If you know me at all, you know that in the last few years I have become a skirt fiend (weather permitting), but what you may not know is that in all of my skirtmaking, I have successfully avoided having to do such things as make darts and sew zippers. All of those pesky little details that make clothes fit you well, I have skipped by crafting skirts in a wraparound style, or by giving them elastic waists. This has been fine with me, really, although I have often thought that if I could master those shaping techniques, I could actually make myself a nice dress or two.
As much as I love my summer wardrobe of tank tops and a-line skirts, nothing says “easy, breezy, effervescence” like a well-fitting sheath dress.
Enter Built by Wendy Dresses, the new book in the Sew U series by Wendy Mullin. (Wendy Mullin is the genius behind Simplicity 3835, which, if you’ve been reading this blog for any length of time, you will know is my go-to pattern for shirts, and what I generally wear in the summer when I’m not in a skirt.)

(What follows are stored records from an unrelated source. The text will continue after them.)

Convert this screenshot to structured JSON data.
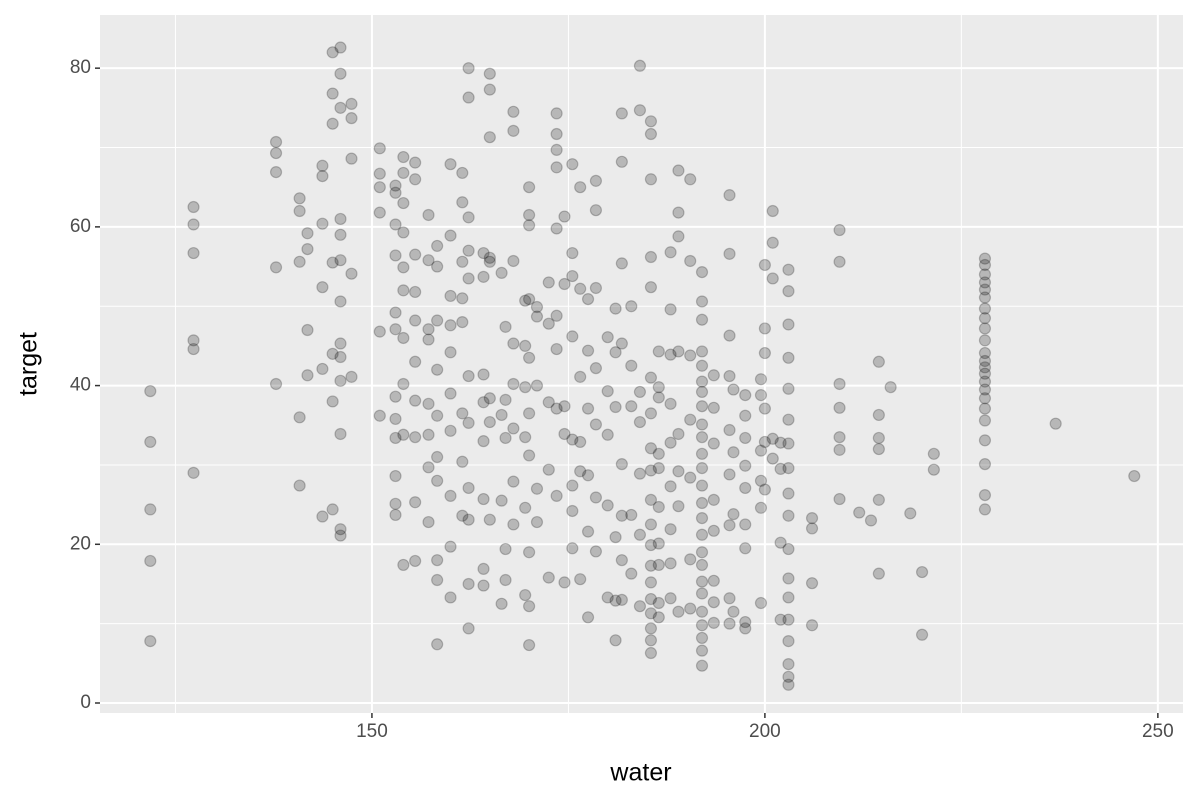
{
  "chart_data": {
    "type": "scatter",
    "xlabel": "water",
    "ylabel": "target",
    "xlim": [
      115.4,
      253.2
    ],
    "ylim": [
      -1.26,
      86.7
    ],
    "xticks": [
      150,
      200,
      250
    ],
    "yticks": [
      0,
      20,
      40,
      60,
      80
    ],
    "xminor": [
      125,
      175,
      225
    ],
    "yminor": [
      10,
      30,
      50,
      70
    ],
    "grid": true,
    "color": "#000000",
    "alpha": 0.22,
    "x": [
      121.8,
      121.8,
      121.8,
      121.8,
      121.8,
      127.3,
      127.3,
      127.3,
      127.3,
      127.3,
      127.3,
      137.8,
      137.8,
      137.8,
      137.8,
      137.8,
      140.8,
      140.8,
      140.8,
      140.8,
      140.8,
      141.8,
      141.8,
      141.8,
      141.8,
      143.7,
      143.7,
      143.7,
      143.7,
      143.7,
      143.7,
      145,
      145,
      145,
      145,
      145,
      145,
      145,
      146,
      146,
      146,
      146,
      146,
      146,
      146,
      146,
      146,
      146,
      146,
      146,
      146,
      147.4,
      147.4,
      147.4,
      147.4,
      147.4,
      151,
      151,
      151,
      151,
      151,
      151,
      153,
      153,
      153,
      153,
      153,
      153,
      153,
      153,
      153,
      153,
      153,
      153,
      154,
      154,
      154,
      154,
      154,
      154,
      154,
      154,
      154,
      154,
      155.5,
      155.5,
      155.5,
      155.5,
      155.5,
      155.5,
      155.5,
      155.5,
      155.5,
      155.5,
      157.2,
      157.2,
      157.2,
      157.2,
      157.2,
      157.2,
      157.2,
      157.2,
      158.3,
      158.3,
      158.3,
      158.3,
      158.3,
      158.3,
      158.3,
      158.3,
      158.3,
      158.3,
      160,
      160,
      160,
      160,
      160,
      160,
      160,
      160,
      160,
      160,
      161.5,
      161.5,
      161.5,
      161.5,
      161.5,
      161.5,
      161.5,
      161.5,
      162.3,
      162.3,
      162.3,
      162.3,
      162.3,
      162.3,
      162.3,
      162.3,
      162.3,
      162.3,
      162.3,
      164.2,
      164.2,
      164.2,
      164.2,
      164.2,
      164.2,
      164.2,
      164.2,
      165,
      165,
      165,
      165,
      165,
      165,
      165,
      165,
      166.5,
      166.5,
      166.5,
      166.5,
      167,
      167,
      167,
      167,
      167,
      168,
      168,
      168,
      168,
      168,
      168,
      168,
      168,
      169.5,
      169.5,
      169.5,
      169.5,
      169.5,
      169.5,
      170,
      170,
      170,
      170,
      170,
      170,
      170,
      170,
      170,
      170,
      171,
      171,
      171,
      171,
      171,
      172.5,
      172.5,
      172.5,
      172.5,
      172.5,
      173.5,
      173.5,
      173.5,
      173.5,
      173.5,
      173.5,
      173.5,
      173.5,
      173.5,
      174.5,
      174.5,
      174.5,
      174.5,
      174.5,
      175.5,
      175.5,
      175.5,
      175.5,
      175.5,
      175.5,
      175.5,
      175.5,
      176.5,
      176.5,
      176.5,
      176.5,
      176.5,
      176.5,
      177.5,
      177.5,
      177.5,
      177.5,
      177.5,
      177.5,
      178.5,
      178.5,
      178.5,
      178.5,
      178.5,
      178.5,
      178.5,
      180,
      180,
      180,
      180,
      180,
      181,
      181,
      181,
      181,
      181,
      181,
      181.8,
      181.8,
      181.8,
      181.8,
      181.8,
      181.8,
      181.8,
      181.8,
      183,
      183,
      183,
      183,
      183,
      184.1,
      184.1,
      184.1,
      184.1,
      184.1,
      184.1,
      184.1,
      185.5,
      185.5,
      185.5,
      185.5,
      185.5,
      185.5,
      185.5,
      185.5,
      185.5,
      185.5,
      185.5,
      185.5,
      185.5,
      185.5,
      185.5,
      185.5,
      185.5,
      185.5,
      185.5,
      186.5,
      186.5,
      186.5,
      186.5,
      186.5,
      186.5,
      186.5,
      186.5,
      186.5,
      186.5,
      188,
      188,
      188,
      188,
      188,
      188,
      188,
      188,
      188,
      189,
      189,
      189,
      189,
      189,
      189,
      189,
      189,
      190.5,
      190.5,
      190.5,
      190.5,
      190.5,
      190.5,
      190.5,
      192,
      192,
      192,
      192,
      192,
      192,
      192,
      192,
      192,
      192,
      192,
      192,
      192,
      192,
      192,
      192,
      192,
      192,
      192,
      192,
      192,
      192,
      192,
      192,
      192,
      193.5,
      193.5,
      193.5,
      193.5,
      193.5,
      193.5,
      193.5,
      193.5,
      195.5,
      195.5,
      195.5,
      195.5,
      195.5,
      195.5,
      195.5,
      195.5,
      195.5,
      196,
      196,
      196,
      196,
      197.5,
      197.5,
      197.5,
      197.5,
      197.5,
      197.5,
      197.5,
      197.5,
      197.5,
      199.5,
      199.5,
      199.5,
      199.5,
      199.5,
      199.5,
      200,
      200,
      200,
      200,
      200,
      200,
      201,
      201,
      201,
      201,
      201,
      202,
      202,
      202,
      202,
      203,
      203,
      203,
      203,
      203,
      203,
      203,
      203,
      203,
      203,
      203,
      203,
      203,
      203,
      203,
      203,
      203,
      203,
      206,
      206,
      206,
      206,
      209.5,
      209.5,
      209.5,
      209.5,
      209.5,
      209.5,
      209.5,
      212,
      213.5,
      214.5,
      214.5,
      214.5,
      214.5,
      214.5,
      214.5,
      216,
      218.5,
      220,
      220,
      221.5,
      221.5,
      228,
      228,
      228,
      228,
      228,
      228,
      228,
      228,
      228,
      228,
      228,
      228,
      228,
      228,
      228,
      228,
      228,
      228,
      228,
      228,
      228,
      228,
      228,
      237,
      247
    ],
    "values": [
      39.3,
      32.9,
      24.4,
      17.9,
      7.8,
      62.5,
      60.3,
      56.7,
      45.7,
      44.6,
      29.0,
      70.7,
      69.3,
      66.9,
      54.9,
      40.2,
      63.6,
      62,
      55.6,
      36,
      27.4,
      59.2,
      57.2,
      47,
      41.3,
      67.7,
      66.4,
      60.4,
      52.4,
      42.1,
      23.5,
      82,
      76.8,
      73,
      55.5,
      44,
      38,
      24.4,
      82.6,
      79.3,
      75,
      61,
      59,
      55.8,
      50.6,
      45.3,
      43.6,
      40.6,
      33.9,
      21.9,
      21.1,
      75.5,
      73.7,
      68.6,
      54.1,
      41.1,
      69.9,
      66.7,
      65,
      61.8,
      46.8,
      36.2,
      65.2,
      64.3,
      60.3,
      56.4,
      49.2,
      47.1,
      38.6,
      35.8,
      33.4,
      28.6,
      25.1,
      23.7,
      68.8,
      66.8,
      63,
      59.3,
      54.9,
      52,
      46,
      40.2,
      33.8,
      17.4,
      68.1,
      66,
      56.5,
      51.8,
      48.2,
      43,
      38.1,
      33.5,
      25.3,
      17.9,
      61.5,
      55.8,
      47.1,
      45.8,
      37.7,
      33.8,
      29.7,
      22.8,
      57.6,
      55,
      48.2,
      42,
      36.2,
      31,
      28,
      18,
      15.5,
      7.4,
      67.9,
      58.9,
      51.3,
      47.6,
      44.2,
      39,
      34.3,
      26.1,
      19.7,
      13.3,
      66.8,
      63.1,
      55.6,
      51,
      48,
      36.5,
      30.4,
      23.6,
      80,
      76.3,
      61.2,
      57,
      53.5,
      41.2,
      35.3,
      27.1,
      23.1,
      15,
      9.4,
      56.7,
      53.7,
      41.4,
      37.9,
      33,
      25.7,
      16.9,
      14.8,
      79.3,
      77.3,
      71.3,
      56.1,
      55.6,
      38.4,
      35.4,
      23.1,
      54.2,
      36.3,
      25.5,
      12.5,
      47.4,
      38.2,
      33.4,
      19.4,
      15.5,
      74.5,
      72.1,
      55.7,
      45.3,
      40.2,
      34.6,
      27.9,
      22.5,
      50.7,
      45,
      39.8,
      33.5,
      24.6,
      13.6,
      65,
      61.5,
      60.2,
      50.9,
      43.5,
      36.5,
      31.2,
      19,
      12.2,
      7.3,
      48.7,
      49.9,
      40,
      27,
      22.8,
      53,
      47.8,
      37.9,
      29.4,
      15.8,
      74.3,
      71.7,
      69.7,
      67.5,
      59.8,
      48.8,
      44.6,
      37.1,
      26.1,
      61.3,
      52.8,
      37.4,
      33.9,
      15.2,
      67.9,
      56.7,
      53.8,
      46.2,
      33.2,
      27.4,
      24.2,
      19.5,
      65,
      52.2,
      41.1,
      32.9,
      29.2,
      15.6,
      50.9,
      44.4,
      37.1,
      28.7,
      21.6,
      10.8,
      65.8,
      62.1,
      52.3,
      42.2,
      35.1,
      25.9,
      19.1,
      46.1,
      39.3,
      33.8,
      24.9,
      13.3,
      49.7,
      44.2,
      37.3,
      20.9,
      12.9,
      7.9,
      74.3,
      68.2,
      55.4,
      45.3,
      30.1,
      23.6,
      18,
      13,
      50,
      42.5,
      37.4,
      23.7,
      16.3,
      80.3,
      74.7,
      39.2,
      35.4,
      28.9,
      21.2,
      12.2,
      73.3,
      71.7,
      66,
      56.2,
      52.4,
      41,
      36.5,
      32.1,
      29.3,
      25.6,
      22.5,
      19.9,
      17.3,
      15.2,
      13.1,
      11.3,
      9.4,
      7.9,
      6.3,
      44.3,
      39.8,
      38.5,
      31.4,
      29.6,
      24.7,
      20.1,
      17.4,
      12.6,
      10.8,
      56.8,
      49.6,
      43.9,
      37.7,
      32.8,
      27.3,
      21.9,
      17.6,
      13.2,
      67.1,
      61.8,
      58.8,
      44.3,
      33.9,
      29.2,
      24.8,
      11.5,
      66,
      55.7,
      43.8,
      35.7,
      28.4,
      18.1,
      11.9,
      54.3,
      50.6,
      48.3,
      44.3,
      42.5,
      40.5,
      39.2,
      37.4,
      35.1,
      33.5,
      31.4,
      29.6,
      27.4,
      25.2,
      23.3,
      21.2,
      19,
      17.4,
      15.3,
      13.8,
      11.5,
      9.8,
      8.2,
      6.6,
      4.7,
      41.3,
      37.2,
      32.7,
      25.6,
      21.7,
      15.4,
      12.7,
      10.1,
      64,
      56.6,
      46.3,
      41.2,
      34.4,
      28.8,
      22.4,
      13.2,
      10,
      39.5,
      31.6,
      23.8,
      11.5,
      38.8,
      36.2,
      33.4,
      29.9,
      27.1,
      22.5,
      19.5,
      10.2,
      9.4,
      40.8,
      38.8,
      31.8,
      28,
      24.6,
      12.6,
      55.2,
      47.2,
      44.1,
      37.1,
      32.9,
      26.9,
      62,
      58,
      53.5,
      33.3,
      30.8,
      32.8,
      29.5,
      20.2,
      10.5,
      54.6,
      51.9,
      47.7,
      43.5,
      39.6,
      35.7,
      32.7,
      29.6,
      26.4,
      23.6,
      19.4,
      15.7,
      13.3,
      10.5,
      7.8,
      4.9,
      3.3,
      2.3,
      23.3,
      22,
      15.1,
      9.8,
      59.6,
      55.6,
      40.2,
      37.2,
      33.5,
      31.9,
      25.7,
      24,
      23,
      43,
      36.3,
      33.4,
      32,
      25.6,
      16.3,
      39.8,
      23.9,
      16.5,
      8.6,
      31.4,
      29.4,
      56,
      55.2,
      54,
      53,
      52.1,
      51.1,
      49.7,
      48.5,
      47.2,
      45.7,
      44.1,
      43.1,
      42.3,
      41.5,
      40.5,
      39.5,
      38.4,
      37.1,
      35.6,
      33.1,
      30.1,
      26.2,
      24.4,
      35.2,
      28.6
    ]
  }
}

The book includes patterns for three basic dresses: sheath, shift, and drindl (which is basically a dress with a defined waist and gathered skirt). I went straight for the sheath, traced the correct size of the pattern on to tracing paper, cut it out, and made a muslin out of a thrifted bedsheet.
The instructions for putting the muslin together are somewhat vague. There is sufficient detail when it comes to measuring yourself , choosing the right pattern size for your body, and cutting out the fabric pieces. All of that is very helpful, but if you’re new to dressmaking, you might be stumped by the instruction to “stitch or pin the pattern pieces together” with no further elaboration. While the book comes with the patterns to put together three basic dresses, there are no instructions for any of these basic styles. I was able to overcome this by flipping to the projects section, finding a dress based on the basic sheath, and seeing how that one was put together.
My muslin had its fit issues, which is why this is all I plan to show you of it Luckily, BBW Dresses features a section on altering patterns to fit, and that alone is worth the price of admission. Wendy describes (and illustrates) how to translate your muslin’s shortcomings into pattern modifications. I can’t stress enough what a valuable thing this is. My muslin gave me practice putting in my first zipper, helped me get comfortable sewing darts, and then let me slash it up in an effort to learn a little something about my measurements.
Once I had my new, improved, basic sheath pattern pieces, I was ready to cut into the good fabric. I bought and pre-washed two yards of the Wall Flower print in the New Day colorway from Denyse Schmidt’s Hope Valley collection, and laid out my pattern pieces.
They didn’t fit.
A word of warning: the front and back pattern pieces, if you are making one of the larger sizes, may not fit side-by-side on 44″ wide fabric. If this is the case, as it was with me, the two yard quantity called for in the pattern is not going to be sufficient.
Since I didn’t want to wait to mail-order more fabric, I decided to get creative. I perused the sheath-based projects in the book, looking for ones that involved making the sleeves or neckline shorter (thereby making them easier to fit on what was left of my fabric), and settled on the “Oktober Dress.” I only modified the pattern in terms of the sleeves and neckline, and left the skirt as it was. Theoretically, this would have given me the basic sheath silhouette, with just a deeper, wider neck and shorter sleeves.
Suffice it to say, somewhere along the line I screwed that up, tried to fix it with some homemade bias binding, but found that to be even more awful than it was without it.
So, ok. The neck looks terrible. And the zipper isn’t perfect (by a long shot) but it’s in, and it’s better than my practice run was. On the bright side, the rest of the dress fits so much better than the muslin did, thanks to the pattern-modification process.
I do love the way the skirt portion fits me (minus the static that plagued my photo shoot), and if I never manage to figure out how to fix the upper half of the dress, I can always just cut it off and make myself a nice fitted skirt out of it.
Anybody have any ideas for things I can do to improve the top half of the dress? Is there any way to turn a raglan construction into a sleeveless style? I could see this looking nice with spaghetti straps, if I could figure that out.
While I did have some difficulty with this project, it hasn’t soured me to the charm of the book. Many of my problems were due to user error and lack of experience – both things that should be less of a factor the next time I try this process. And I do want to try it again. The bulk of the book is dedicated to projects that use the basic patterns as building blocks to more interesting designs, and I haven’t even scratched the surface!
I’d call this an Intermediate level book. Or maybe a book for motivated beginners who have a comprehensive sewing guide they can refer to where necessary.